The way I'd answer the question is that if you need authorization to be 
enforced by the underlying data store, then the data store must have the 
capability of inbound impersonation. Over time, many storage systems have added 
that function. There was a time in the not too distant past when many 
relational databases didn't support inbound impersonation.

The challenge is that what I'd call "simple file systems" don't usually support 
impersonation. The closest work that I'm aware of was a project by IBM long ago 
on AIX to support identity on a per thread, rather than per process basis and 
the file system honored that.

As Ted pointed out previously with the coarse grained process level security 
model typical of unix file systems, you have to create another process which 
has performance and complexity implications. Not unsolvable of course.

If someone uses a storage system that lacks the needed inbound 
impersonation/identity projection then another solution must be found. As Ted 
points out one option is perimeter security.  Another solution is a product 
that does authorization at a higher level. To a degree Drill views can do this. 
Some other products may have more complex authorization in the higher level 
engine and not rely on the datastore.
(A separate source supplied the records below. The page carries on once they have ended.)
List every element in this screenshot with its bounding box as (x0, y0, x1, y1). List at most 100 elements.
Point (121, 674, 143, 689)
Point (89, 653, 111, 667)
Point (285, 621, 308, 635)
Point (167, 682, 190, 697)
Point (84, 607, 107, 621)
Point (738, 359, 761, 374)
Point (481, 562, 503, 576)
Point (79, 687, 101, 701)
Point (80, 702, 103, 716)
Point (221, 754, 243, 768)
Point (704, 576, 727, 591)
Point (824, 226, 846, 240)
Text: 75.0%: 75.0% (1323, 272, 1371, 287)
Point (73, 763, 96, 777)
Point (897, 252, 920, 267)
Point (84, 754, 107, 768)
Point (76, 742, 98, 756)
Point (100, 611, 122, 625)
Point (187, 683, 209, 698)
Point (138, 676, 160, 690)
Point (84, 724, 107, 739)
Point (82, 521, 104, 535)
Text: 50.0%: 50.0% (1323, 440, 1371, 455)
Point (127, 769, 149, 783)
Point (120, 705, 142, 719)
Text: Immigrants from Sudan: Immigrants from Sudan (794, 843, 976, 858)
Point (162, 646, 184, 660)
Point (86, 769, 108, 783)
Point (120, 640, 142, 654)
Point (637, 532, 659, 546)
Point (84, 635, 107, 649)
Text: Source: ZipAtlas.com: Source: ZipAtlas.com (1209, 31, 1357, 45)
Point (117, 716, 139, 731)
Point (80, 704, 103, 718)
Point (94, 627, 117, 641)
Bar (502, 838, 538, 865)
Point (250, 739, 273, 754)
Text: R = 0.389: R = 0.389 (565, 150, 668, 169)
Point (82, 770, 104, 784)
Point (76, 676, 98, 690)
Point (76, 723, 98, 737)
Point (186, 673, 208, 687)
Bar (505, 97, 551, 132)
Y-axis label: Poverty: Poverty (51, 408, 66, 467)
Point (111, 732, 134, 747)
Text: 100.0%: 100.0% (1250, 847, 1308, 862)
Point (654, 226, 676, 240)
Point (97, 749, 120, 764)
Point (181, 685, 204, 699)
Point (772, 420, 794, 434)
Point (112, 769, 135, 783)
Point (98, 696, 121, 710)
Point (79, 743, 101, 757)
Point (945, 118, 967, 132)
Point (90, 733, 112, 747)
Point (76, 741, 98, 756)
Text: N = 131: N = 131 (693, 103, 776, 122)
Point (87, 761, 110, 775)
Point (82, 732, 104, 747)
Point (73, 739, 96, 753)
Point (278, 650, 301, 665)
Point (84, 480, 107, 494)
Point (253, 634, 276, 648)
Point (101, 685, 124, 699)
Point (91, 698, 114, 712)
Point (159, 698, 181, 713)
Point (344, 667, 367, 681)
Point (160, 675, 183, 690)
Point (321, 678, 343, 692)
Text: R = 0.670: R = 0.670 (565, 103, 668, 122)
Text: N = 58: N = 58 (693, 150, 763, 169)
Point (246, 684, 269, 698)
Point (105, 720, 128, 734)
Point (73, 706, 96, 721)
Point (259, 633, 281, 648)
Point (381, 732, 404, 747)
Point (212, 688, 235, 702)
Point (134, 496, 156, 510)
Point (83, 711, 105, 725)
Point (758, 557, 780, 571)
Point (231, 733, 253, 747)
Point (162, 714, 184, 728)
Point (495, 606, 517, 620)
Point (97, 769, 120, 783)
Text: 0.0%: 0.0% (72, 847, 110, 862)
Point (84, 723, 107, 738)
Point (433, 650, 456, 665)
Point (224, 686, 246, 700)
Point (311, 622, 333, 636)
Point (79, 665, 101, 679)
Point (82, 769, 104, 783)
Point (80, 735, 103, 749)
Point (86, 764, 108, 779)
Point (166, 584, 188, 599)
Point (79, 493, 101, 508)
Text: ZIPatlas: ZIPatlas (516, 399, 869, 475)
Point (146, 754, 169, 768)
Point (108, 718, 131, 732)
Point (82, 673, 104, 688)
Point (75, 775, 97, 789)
I'm not a fan of that because it makes 
bypass a little too easy for my taste, but life is full of complex tradeoffs.

Keys
_______________________________
Keys Botzum 
Senior Principal Technologist
kbot...@maprtech.com <mailto:kbot...@maprtech.com>
443-718-0098
MapR Technologies 
http://www.mapr.com <http://www.mapr.com/>
> On Jul 1, 2016, at 3:48 PM, Ted Dunning <ted.dunn...@gmail.com> wrote:
> 
> On Fri, Jul 1, 2016 at 11:50 AM, Paul Rogers <prog...@maprtech.com> wrote:
> 
>> All of this is a long-winded way of asking this: What do other “big data”
>> tools do to solve this problem? If one is doing big data, should a
>> distributed file system be a requirement if one wants security?
>> 
> 
> Other big data tools use perimeter security. That is a fundamentally
> troubling approach. Good to do, but hardly sufficient.